Tous, — écrit à ce moment George Eliot, — nous sommes nés dans une sorte d’hébétement moral. Comme l’enfant tendu vers le sein de sa nourrice, nous nous figurons que le monde n’existe que pour assouvir notre faim. Dorothée s’était dégagée plus tôt que personne de cette universelle sottise, et cependant au moment même où elle se forgeait une vie de dévouement auprès de Casaubon, elle était bien loin de comprendre l’essence même du dévouement : j’entends de comprendre de cette façon claire qui se confond avec le sentiment, de saisir et de réaliser une vérité comme nos sens atteignent l’objet de leurs intuitions. Elle ne comprenait donc pas que son mari était aussi bien qu’elle, dans son propre moi, un centre d’où la lumière et les ombres tombaient forcément d’une façon différente.
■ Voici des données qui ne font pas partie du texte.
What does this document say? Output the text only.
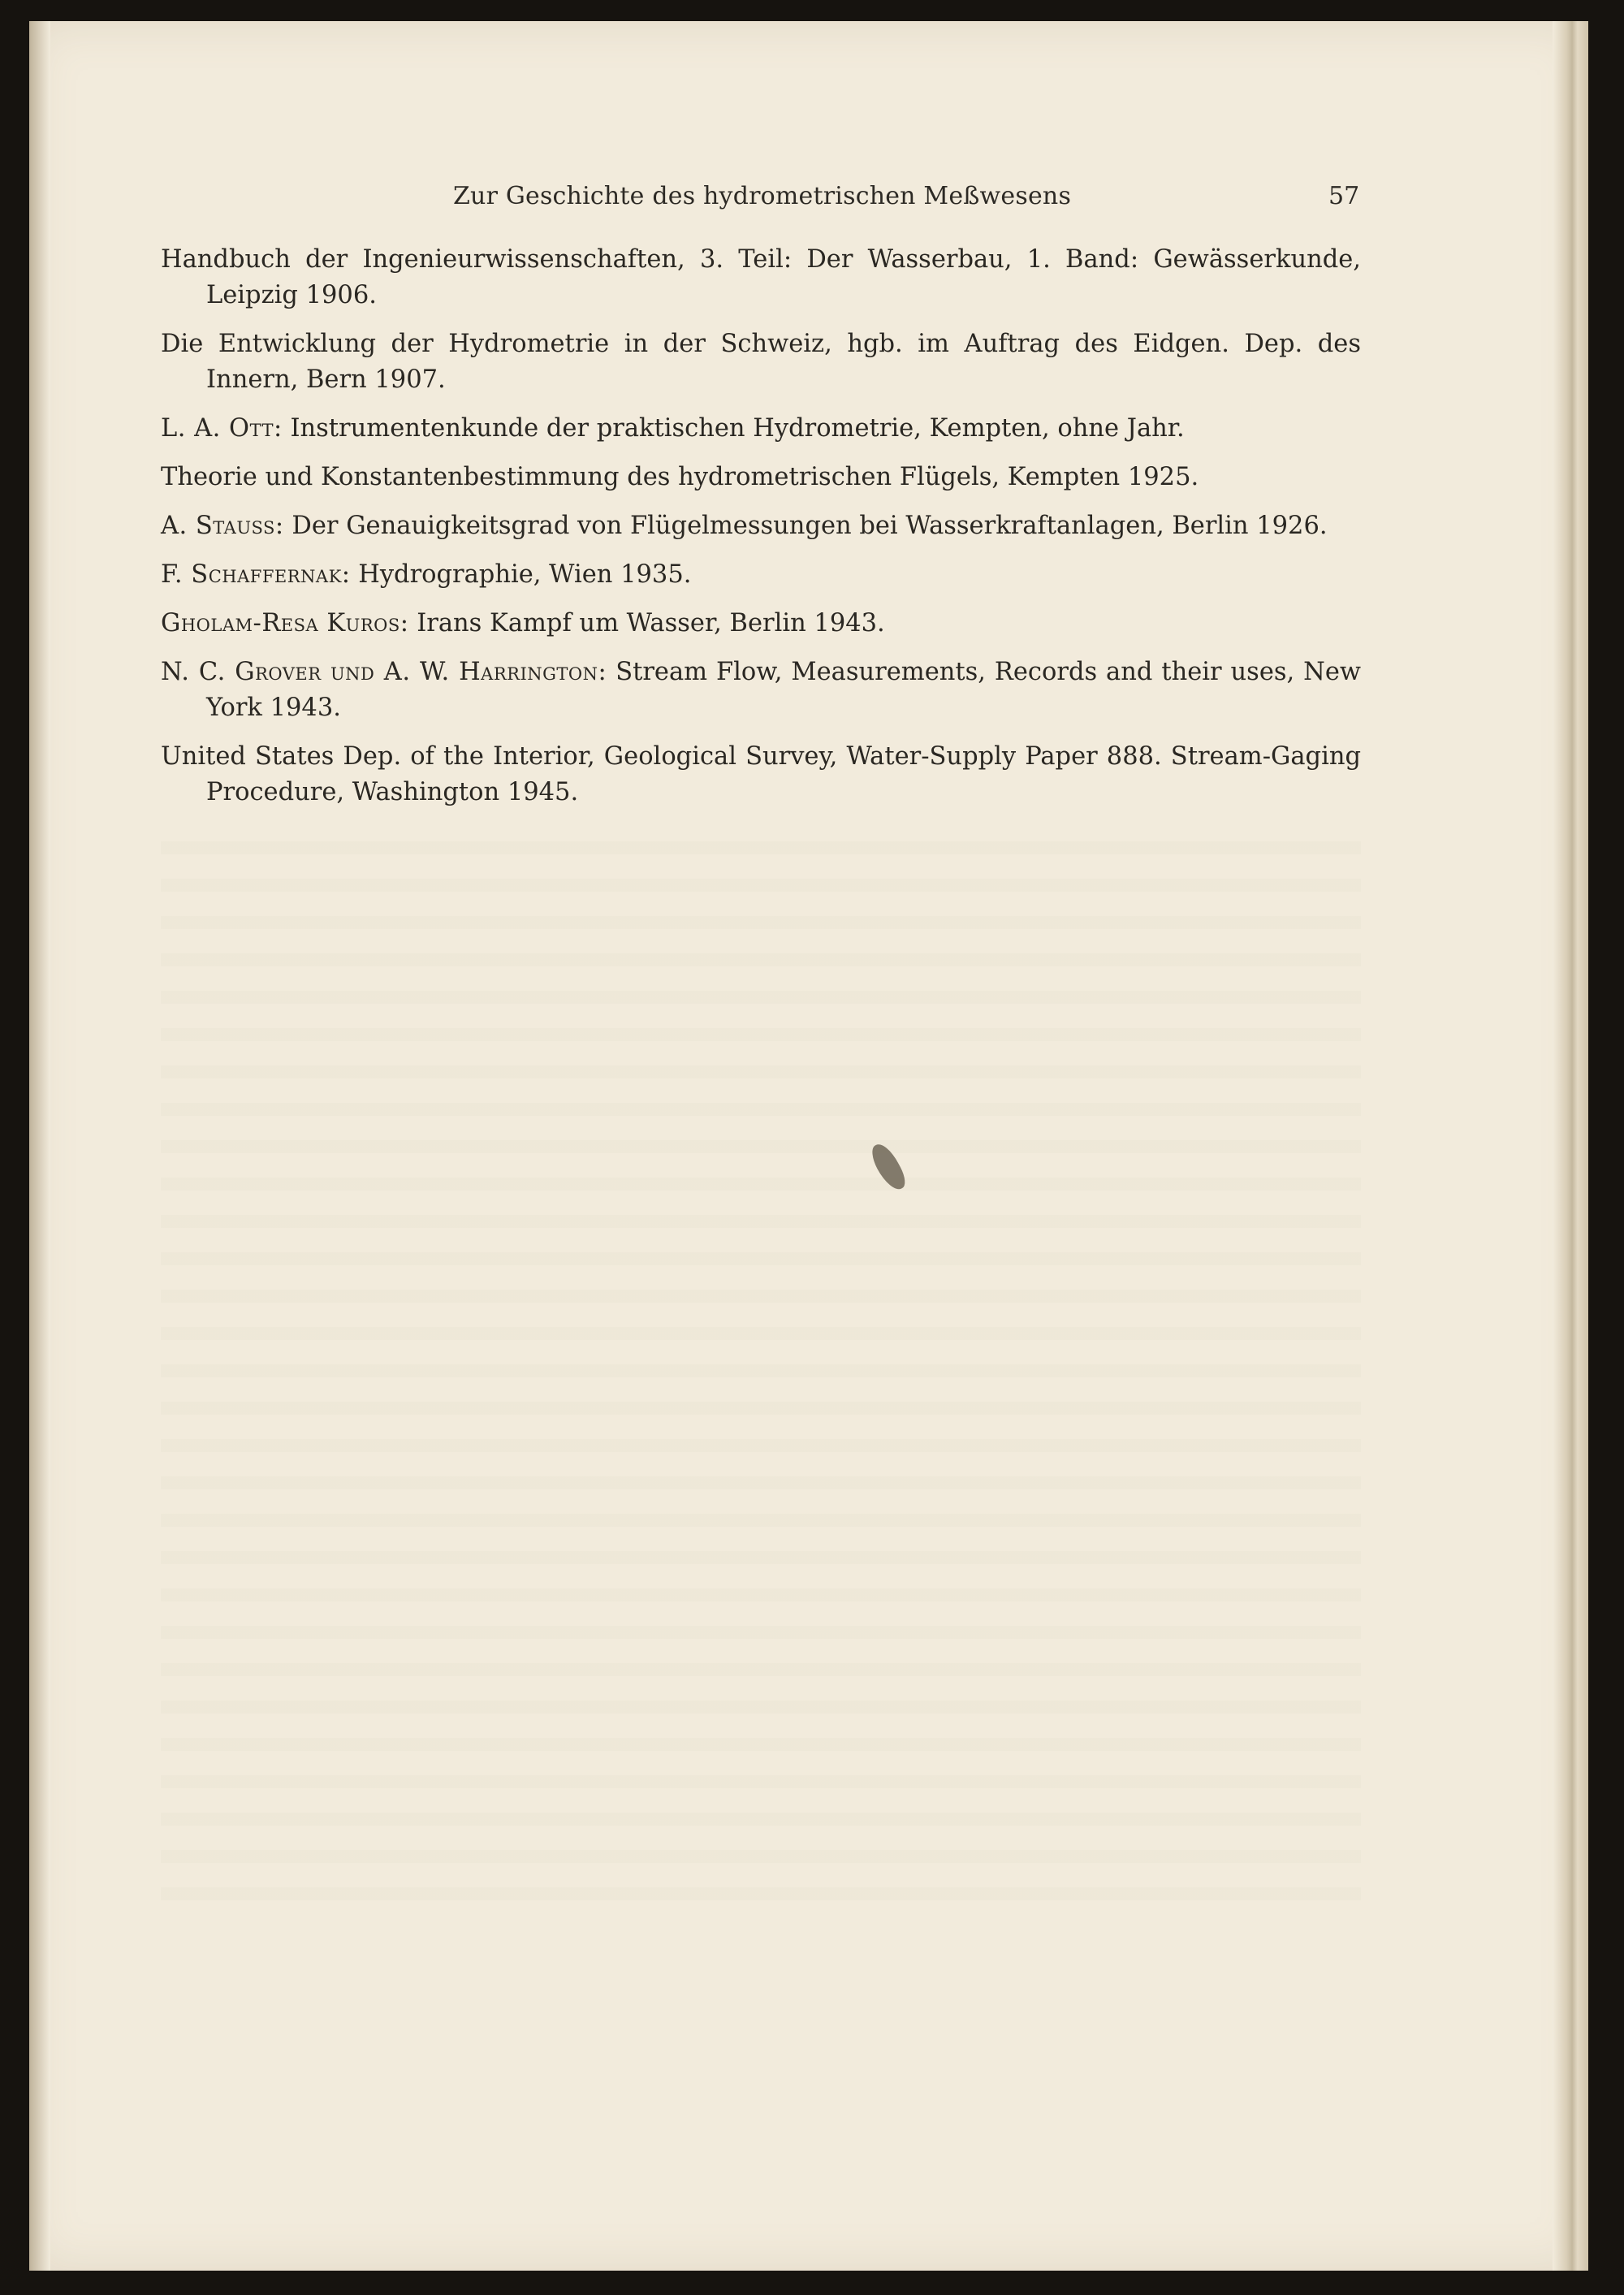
Zur Geschichte des hydrometrischen Meßwesens	57
Handbuch der Ingenieurwissenschaften, 3. Teil: Der Wasserbau, 1. Band: Gewässerkunde, Leipzig 1906.
Die Entwicklung der Hydrometrie in der Schweiz, hgb. im Auftrag des Eidgen. Dep. des Innern, Bern 1907.
L. A. Ott: Instrumentenkunde der praktischen Hydrometrie, Kempten, ohne Jahr.
Theorie und Konstantenbestimmung des hydrometrischen Flügels, Kempten 1925.
A. Stauss: Der Genauigkeitsgrad von Flügelmessungen bei Wasserkraftanlagen, Berlin 1926.
F. Schaffernak: Hydrographie, Wien 1935.
Gholam-Resa Kuros: Irans Kampf um Wasser, Berlin 1943.
N. C. Grover und A. W. Harrington: Stream Flow, Measurements, Records and their uses, New York 1943.
United States Dep. of the Interior, Geological Survey, Water-Supply Paper 888. Stream-Gaging Procedure, Washington 1945.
En d’autres termes, jusqu’ici, dans ses rêves charitables, Dorothée ne sortait pas d’elle-même et par un égoïsme involontaire ramenait à elle l’objet de son dévouement. Elle ne s’était pas mise, — et le pouvait-elle ? — à la place de cet homme déjà mûr et qui n’avait jamais été jeune, elle n’avait pas cherché à deviner ce qu’il pensait de lui-même, et le jugement qu’il portait sur les impuissances de son propre esprit, de son propre cœur. Bonne, charitable, généreuse, elle commence à peine à entrevoir que la véritable sympathie nous dépouille de nous-mêmes, nous défend de nous regarder comme le centre du monde, et nous transporte autant que possible en chacun de ces autres centres d’où l’une après l’autre toutes les perspectives de nos idées et de nos sentimens sont changées.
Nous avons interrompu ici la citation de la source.